There are many compliments and offers of support. But finally we get to the heart of things. Google's Karan Bhatia wrote to Tai on August 5, 2021 to complain about a proposed law in South Korea that would prevent traditional app stores from generally forcing developers to pay access fees. Bhatia says this would "lead to a ban on American business models and a preference for local vendors," though it would also have implications for the distribution of Korean apps. Bhatia simply asks Tai to convey his concerns to Korean officials. Tai replies that the issue is "on my radar" and he will provide updates in the future. Another email relates to a discussion between Augerot and White about "DMA," an acronym for the Digital Markets Act, an EU regulation on the market power of technology platforms that the industry has been trying to get rid of.

IPEF is explicitly mentioned in several communications between lobbyists and whites. This is direct trading where the current chapter of digital trading largely reflects the industry's course to remove all "trade barriers" for digital platforms. In one instance, in the emails, a senior Bianchi employee writes to Google's Behnaz Kibria to "talk to experts like you" about IPEF and "further discuss the digital element of the strategy."

White and Bianchi are the most senior people at USTR, other than Ambassador Tai, who will always listen to industry as well. When the advice Tai gets from his employees and management mirrors what he hears from American companies, it's hard to trust the politicians. When the industry gets its policy information directly from careers staff, you can make informed suggestions about your chosen position. This makes it much more likely that Tai's perspective will also be reflected in politics.

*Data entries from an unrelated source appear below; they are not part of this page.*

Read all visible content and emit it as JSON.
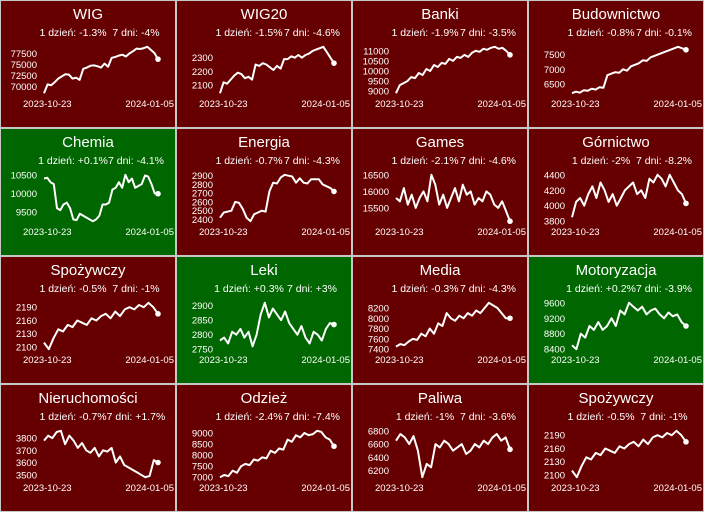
{
  "colors": {
    "down": "#660000",
    "up": "#006600",
    "line": "#ffffff",
    "border": "#c8c8c8"
  },
  "chart_data": [
    {
      "type": "line",
      "title": "WIG",
      "day": "1 dzień: -1.3%",
      "week": "7 dni: -4%",
      "trend": "down",
      "x_start": "2023-10-23",
      "x_end": "2024-01-05",
      "yticks": [
        70000,
        72500,
        75000,
        77500
      ],
      "values": [
        68500,
        70500,
        70300,
        71000,
        71800,
        72300,
        72800,
        72700,
        71800,
        72000,
        71500,
        74000,
        74300,
        74700,
        74800,
        74600,
        74300,
        75200,
        74500,
        76500,
        76700,
        77000,
        77200,
        76800,
        77500,
        78000,
        78600,
        78500,
        78700,
        79000,
        78300,
        77600,
        76200
      ]
    },
    {
      "type": "line",
      "title": "WIG20",
      "day": "1 dzień: -1.5%",
      "week": "7 dni: -4.6%",
      "trend": "down",
      "x_start": "2023-10-23",
      "x_end": "2024-01-05",
      "yticks": [
        2100,
        2200,
        2300
      ],
      "values": [
        2040,
        2120,
        2110,
        2140,
        2170,
        2190,
        2180,
        2150,
        2160,
        2140,
        2250,
        2240,
        2260,
        2250,
        2230,
        2210,
        2240,
        2220,
        2290,
        2290,
        2310,
        2300,
        2320,
        2300,
        2320,
        2330,
        2350,
        2360,
        2370,
        2380,
        2340,
        2300,
        2260
      ]
    },
    {
      "type": "line",
      "title": "Banki",
      "day": "1 dzień: -1.9%",
      "week": "7 dni: -3.5%",
      "trend": "down",
      "x_start": "2023-10-23",
      "x_end": "2024-01-05",
      "yticks": [
        9000,
        9500,
        10000,
        10500,
        11000
      ],
      "values": [
        8900,
        9300,
        9400,
        9500,
        9700,
        9650,
        9900,
        9800,
        10100,
        10000,
        10300,
        10200,
        10400,
        10350,
        10600,
        10500,
        10700,
        10650,
        10800,
        10700,
        10900,
        11000,
        10950,
        11100,
        11050,
        11150,
        11200,
        11100,
        11150,
        11000,
        10800
      ]
    },
    {
      "type": "line",
      "title": "Budownictwo",
      "day": "1 dzień: -0.8%",
      "week": "7 dni: -0.1%",
      "trend": "down",
      "x_start": "2023-10-23",
      "x_end": "2024-01-05",
      "yticks": [
        6500,
        7000,
        7500
      ],
      "values": [
        6200,
        6250,
        6220,
        6300,
        6280,
        6350,
        6320,
        6400,
        6380,
        6800,
        6850,
        6900,
        6880,
        7000,
        6950,
        7100,
        7150,
        7200,
        7300,
        7280,
        7400,
        7450,
        7500,
        7550,
        7600,
        7650,
        7700,
        7750,
        7700,
        7650
      ]
    },
    {
      "type": "line",
      "title": "Chemia",
      "day": "1 dzień: +0.1%",
      "week": "7 dni: -4.1%",
      "trend": "up",
      "x_start": "2023-10-23",
      "x_end": "2024-01-05",
      "yticks": [
        9500,
        10000,
        10500
      ],
      "values": [
        10400,
        10420,
        10300,
        10250,
        9600,
        9550,
        9700,
        9750,
        9600,
        9300,
        9280,
        9450,
        9400,
        9350,
        9300,
        9250,
        9300,
        9400,
        9700,
        9700,
        9750,
        10100,
        10150,
        10300,
        10150,
        10500,
        10300,
        10400,
        10150,
        10200,
        10250,
        10480,
        10450,
        10250,
        10000,
        9990
      ]
    },
    {
      "type": "line",
      "title": "Energia",
      "day": "1 dzień: -0.7%",
      "week": "7 dni: -4.3%",
      "trend": "down",
      "x_start": "2023-10-23",
      "x_end": "2024-01-05",
      "yticks": [
        2400,
        2500,
        2600,
        2700,
        2800,
        2900
      ],
      "values": [
        2420,
        2480,
        2490,
        2500,
        2600,
        2590,
        2520,
        2420,
        2380,
        2460,
        2480,
        2500,
        2490,
        2720,
        2820,
        2810,
        2880,
        2910,
        2900,
        2890,
        2820,
        2870,
        2820,
        2810,
        2860,
        2860,
        2860,
        2800,
        2780,
        2760,
        2720
      ]
    },
    {
      "type": "line",
      "title": "Games",
      "day": "1 dzień: -2.1%",
      "week": "7 dni: -4.6%",
      "trend": "down",
      "x_start": "2023-10-23",
      "x_end": "2024-01-05",
      "yticks": [
        15500,
        16000,
        16500
      ],
      "values": [
        15800,
        15700,
        16100,
        15600,
        15900,
        15500,
        15800,
        16000,
        15700,
        16500,
        16200,
        15600,
        15900,
        15500,
        15800,
        16100,
        15700,
        16200,
        15900,
        16000,
        15600,
        15800,
        15700,
        16000,
        15900,
        15600,
        15500,
        15700,
        15400,
        15100
      ]
    },
    {
      "type": "line",
      "title": "Górnictwo",
      "day": "1 dzień: -2%",
      "week": "7 dni: -8.2%",
      "trend": "down",
      "x_start": "2023-10-23",
      "x_end": "2024-01-05",
      "yticks": [
        3800,
        4000,
        4200,
        4400
      ],
      "values": [
        3850,
        4050,
        4100,
        4000,
        4150,
        4250,
        4100,
        4300,
        4200,
        4050,
        4150,
        4000,
        4100,
        4200,
        4250,
        4300,
        4150,
        4200,
        4100,
        4350,
        4300,
        4400,
        4350,
        4250,
        4400,
        4300,
        4200,
        4150,
        4030
      ]
    },
    {
      "type": "line",
      "title": "Spożywczy",
      "day": "1 dzień: -0.5%",
      "week": "7 dni: -1%",
      "trend": "down",
      "x_start": "2023-10-23",
      "x_end": "2024-01-05",
      "yticks": [
        2100,
        2130,
        2160,
        2190
      ],
      "values": [
        2110,
        2095,
        2120,
        2140,
        2135,
        2150,
        2145,
        2160,
        2155,
        2150,
        2165,
        2160,
        2170,
        2175,
        2165,
        2180,
        2170,
        2185,
        2190,
        2185,
        2195,
        2190,
        2200,
        2190,
        2175
      ]
    },
    {
      "type": "line",
      "title": "Leki",
      "day": "1 dzień: +0.3%",
      "week": "7 dni: +3%",
      "trend": "up",
      "x_start": "2023-10-23",
      "x_end": "2024-01-05",
      "yticks": [
        2750,
        2800,
        2850,
        2900
      ],
      "values": [
        2780,
        2790,
        2770,
        2810,
        2800,
        2820,
        2790,
        2810,
        2760,
        2800,
        2870,
        2910,
        2860,
        2890,
        2870,
        2850,
        2880,
        2840,
        2820,
        2800,
        2830,
        2790,
        2770,
        2810,
        2800,
        2780,
        2820,
        2840,
        2835
      ]
    },
    {
      "type": "line",
      "title": "Media",
      "day": "1 dzień: -0.3%",
      "week": "7 dni: -4.3%",
      "trend": "down",
      "x_start": "2023-10-23",
      "x_end": "2024-01-05",
      "yticks": [
        7400,
        7600,
        7800,
        8000,
        8200
      ],
      "values": [
        7450,
        7500,
        7480,
        7550,
        7600,
        7580,
        7700,
        7650,
        7800,
        7700,
        7900,
        7850,
        8100,
        8000,
        7950,
        8050,
        8000,
        8100,
        8050,
        8150,
        8100,
        8200,
        8300,
        8250,
        8200,
        8100,
        8000,
        8000
      ]
    },
    {
      "type": "line",
      "title": "Motoryzacja",
      "day": "1 dzień: +0.2%",
      "week": "7 dni: -3.9%",
      "trend": "up",
      "x_start": "2023-10-23",
      "x_end": "2024-01-05",
      "yticks": [
        8400,
        8800,
        9200,
        9600
      ],
      "values": [
        8500,
        8400,
        8800,
        8700,
        9000,
        8900,
        9100,
        8900,
        9000,
        9200,
        9000,
        9400,
        9300,
        9600,
        9500,
        9400,
        9500,
        9300,
        9400,
        9450,
        9300,
        9200,
        9350,
        9250,
        9300,
        9100,
        9000
      ]
    },
    {
      "type": "line",
      "title": "Nieruchomości",
      "day": "1 dzień: -0.7%",
      "week": "7 dni: +1.7%",
      "trend": "down",
      "x_start": "2023-10-23",
      "x_end": "2024-01-05",
      "yticks": [
        3500,
        3600,
        3700,
        3800
      ],
      "values": [
        3780,
        3820,
        3800,
        3850,
        3860,
        3750,
        3820,
        3780,
        3720,
        3760,
        3700,
        3680,
        3720,
        3650,
        3700,
        3690,
        3720,
        3600,
        3650,
        3580,
        3560,
        3540,
        3520,
        3500,
        3480,
        3490,
        3620,
        3600
      ]
    },
    {
      "type": "line",
      "title": "Odzież",
      "day": "1 dzień: -2.4%",
      "week": "7 dni: -7.4%",
      "trend": "down",
      "x_start": "2023-10-23",
      "x_end": "2024-01-05",
      "yticks": [
        7000,
        7500,
        8000,
        8500,
        9000
      ],
      "values": [
        7000,
        7100,
        7050,
        7300,
        7200,
        7500,
        7600,
        7550,
        7800,
        7750,
        7900,
        7850,
        8200,
        8100,
        8300,
        8250,
        8700,
        8600,
        8900,
        8800,
        9000,
        8900,
        8950,
        9100,
        9050,
        8800,
        8700,
        8400
      ]
    },
    {
      "type": "line",
      "title": "Paliwa",
      "day": "1 dzień: -1%",
      "week": "7 dni: -3.6%",
      "trend": "down",
      "x_start": "2023-10-23",
      "x_end": "2024-01-05",
      "yticks": [
        6200,
        6400,
        6600,
        6800
      ],
      "values": [
        6650,
        6750,
        6700,
        6600,
        6720,
        6500,
        6100,
        6300,
        6250,
        6600,
        6550,
        6650,
        6600,
        6500,
        6550,
        6600,
        6450,
        6500,
        6600,
        6550,
        6650,
        6600,
        6700,
        6750,
        6650,
        6700,
        6520
      ]
    },
    {
      "type": "line",
      "title": "Spożywczy",
      "day": "1 dzień: -0.5%",
      "week": "7 dni: -1%",
      "trend": "down",
      "x_start": "2023-10-23",
      "x_end": "2024-01-05",
      "yticks": [
        2100,
        2130,
        2160,
        2190
      ],
      "values": [
        2110,
        2095,
        2120,
        2140,
        2135,
        2150,
        2145,
        2160,
        2155,
        2150,
        2165,
        2160,
        2170,
        2175,
        2165,
        2180,
        2170,
        2185,
        2190,
        2185,
        2195,
        2190,
        2200,
        2190,
        2175
      ]
    }
  ]
}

This is where Tai stands. It tries to reinvent the trade itself, has formal advisory boards of industry representatives, career staff who have long joined lobbyists' arguments on digital trade, a legacy of "existing, enforceable agreements that shape the industry, and a number of top-level parliamentarians high". who also seem quite receptive to the charms of big technology.

Senator Warren makes a number of recommendations in the report, including more transparency for industry meetings and better protections for the revolving door (which would require legislation that will not be implemented in Congress). But Warren's biggest recommendation is that the USTR should simply "reject the big tech agenda." The problem is that it's hard to separate Big Tech's agenda from USTR's. Exactly.